In their second proposed rule, the Services propose to amend several existing regulations governing critical habitat designations so as to substantially expand the Services’ ability to designate large habitat areas based upon vague and discretionary principles. For example, the Services propose to define the previously undefined term “geographical area occupied by the species” to include those areas periodically used by a species, even where the evidence of use is indirect or circumstantial. Additionally, the Services propose (1) a definition of “physical or biological features” that “clarifies” that the features may be dynamic or ephemeral habitat characteristics, (2) to delete the term "primary constituent element" (“PCE”) (and all references to it) from 40 C.F.R. § 424.12, (3) to lower the standard for special management findings, and (4) to express a likelihood that the agencies will increasingly use their authority to designate areas outside of a species range (i.e., unoccupied areas) by finding those areas “essential” to the species conservation and recovery. Combined with the Services’ proposal that critical habitat be designated “on a scale determined by the Secretary to be appropriate,” these proposed amendments would substantially increase (and formalize) the Services' discretion, and increase the likelihood of critical habitat designations of vast landscapes based upon poorly defined criteria such as occurred with the now judicially invalidated designation of an area larger than the State of California as polar bear critical habitat.

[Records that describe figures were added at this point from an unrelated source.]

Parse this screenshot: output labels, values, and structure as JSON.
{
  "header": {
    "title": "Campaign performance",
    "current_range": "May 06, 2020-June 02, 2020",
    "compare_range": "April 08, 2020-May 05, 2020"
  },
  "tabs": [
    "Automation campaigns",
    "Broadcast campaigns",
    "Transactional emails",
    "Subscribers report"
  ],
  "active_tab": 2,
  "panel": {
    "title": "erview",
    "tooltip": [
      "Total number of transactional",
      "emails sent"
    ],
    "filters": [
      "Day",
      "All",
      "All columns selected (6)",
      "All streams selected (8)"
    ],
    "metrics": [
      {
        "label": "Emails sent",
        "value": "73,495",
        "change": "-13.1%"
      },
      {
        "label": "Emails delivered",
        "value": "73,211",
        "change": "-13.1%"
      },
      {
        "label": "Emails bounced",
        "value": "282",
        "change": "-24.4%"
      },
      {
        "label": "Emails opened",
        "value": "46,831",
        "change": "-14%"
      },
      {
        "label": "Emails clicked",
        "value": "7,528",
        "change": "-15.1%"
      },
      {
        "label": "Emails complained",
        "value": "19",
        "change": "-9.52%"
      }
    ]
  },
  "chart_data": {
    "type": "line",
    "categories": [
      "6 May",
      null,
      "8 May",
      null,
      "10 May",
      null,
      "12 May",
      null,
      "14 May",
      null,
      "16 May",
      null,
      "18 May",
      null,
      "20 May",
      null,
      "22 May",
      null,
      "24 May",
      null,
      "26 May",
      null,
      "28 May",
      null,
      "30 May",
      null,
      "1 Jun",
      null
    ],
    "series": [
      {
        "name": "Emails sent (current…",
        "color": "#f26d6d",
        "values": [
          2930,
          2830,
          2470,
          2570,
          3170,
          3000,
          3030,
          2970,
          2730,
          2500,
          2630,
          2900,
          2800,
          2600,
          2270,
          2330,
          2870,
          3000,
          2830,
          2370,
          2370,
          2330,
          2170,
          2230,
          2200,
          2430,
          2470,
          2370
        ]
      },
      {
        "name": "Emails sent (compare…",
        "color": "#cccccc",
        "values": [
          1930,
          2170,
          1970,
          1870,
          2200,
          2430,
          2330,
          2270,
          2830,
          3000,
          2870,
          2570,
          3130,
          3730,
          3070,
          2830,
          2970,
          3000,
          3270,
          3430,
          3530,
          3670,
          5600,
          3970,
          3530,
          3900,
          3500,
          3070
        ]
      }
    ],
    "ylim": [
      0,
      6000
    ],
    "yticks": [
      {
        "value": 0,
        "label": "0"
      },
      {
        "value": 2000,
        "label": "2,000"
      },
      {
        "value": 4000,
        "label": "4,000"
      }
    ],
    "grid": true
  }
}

The proposed elimination of PCEs from the critical habitat designation process and the Services’ statement that physical and biological features do not need to be present at the time of designation are particularly troubling. The express language of the ESA limits the ability of the Services to designate critical habitat to those areas where the PCEs “are found.” 16 U.S.C. § 1532 (5)(A) (defining critical habitat as the “specific areas within the geographic area occupied by the species … on which are found those physical or biological features … essential to the conservation of the species”). Moreover, courts have held that PCEs must be “found” in an area as a prerequisite to designation and, thus, that the Services cannot designate an area as critical habitat based on a “mere hope” that PCEs will be found in a tract of land in the future. See Cape Hatteras Access Pres. Alliance v. U.S. Dep’t of Interior, 344 F. Supp. 2d 108, 122 (D.D.C. 2004). By providing the Services with increased discretion to designate areas as critical habitat based upon a discretionary judgment that the necessary physical and biological features may develop, the proposed rule greatly expands the Services' ability to designate vast habitat areas, with minimal scientific support.

Finally, the draft policy issued by the Services provides guidance on how the Services will implement exclusions from critical habitat under Section 4(b)(2). Among other changes, the draft policy proposes limitations on the exclusion of lands subject to voluntary conservation measures, establishes a presumption against the exclusion of federal lands, and emphasizes that exclusions are both entirely matters of agency discretion and “rare.” The May 12 proposals are not intended to apply retroactively to pre-existing designations or past ESA consultations. Nonetheless, if adopted, the proposals will significantly change the landscape for critical habitat designations. Public comment on the proposals is requested and comments are due by July 11, 2014.




DISCLAIMER: Because of the generality of this update, the information provided herein may not be applicable in all situations and should not be acted upon without specific legal advice based on particular situations.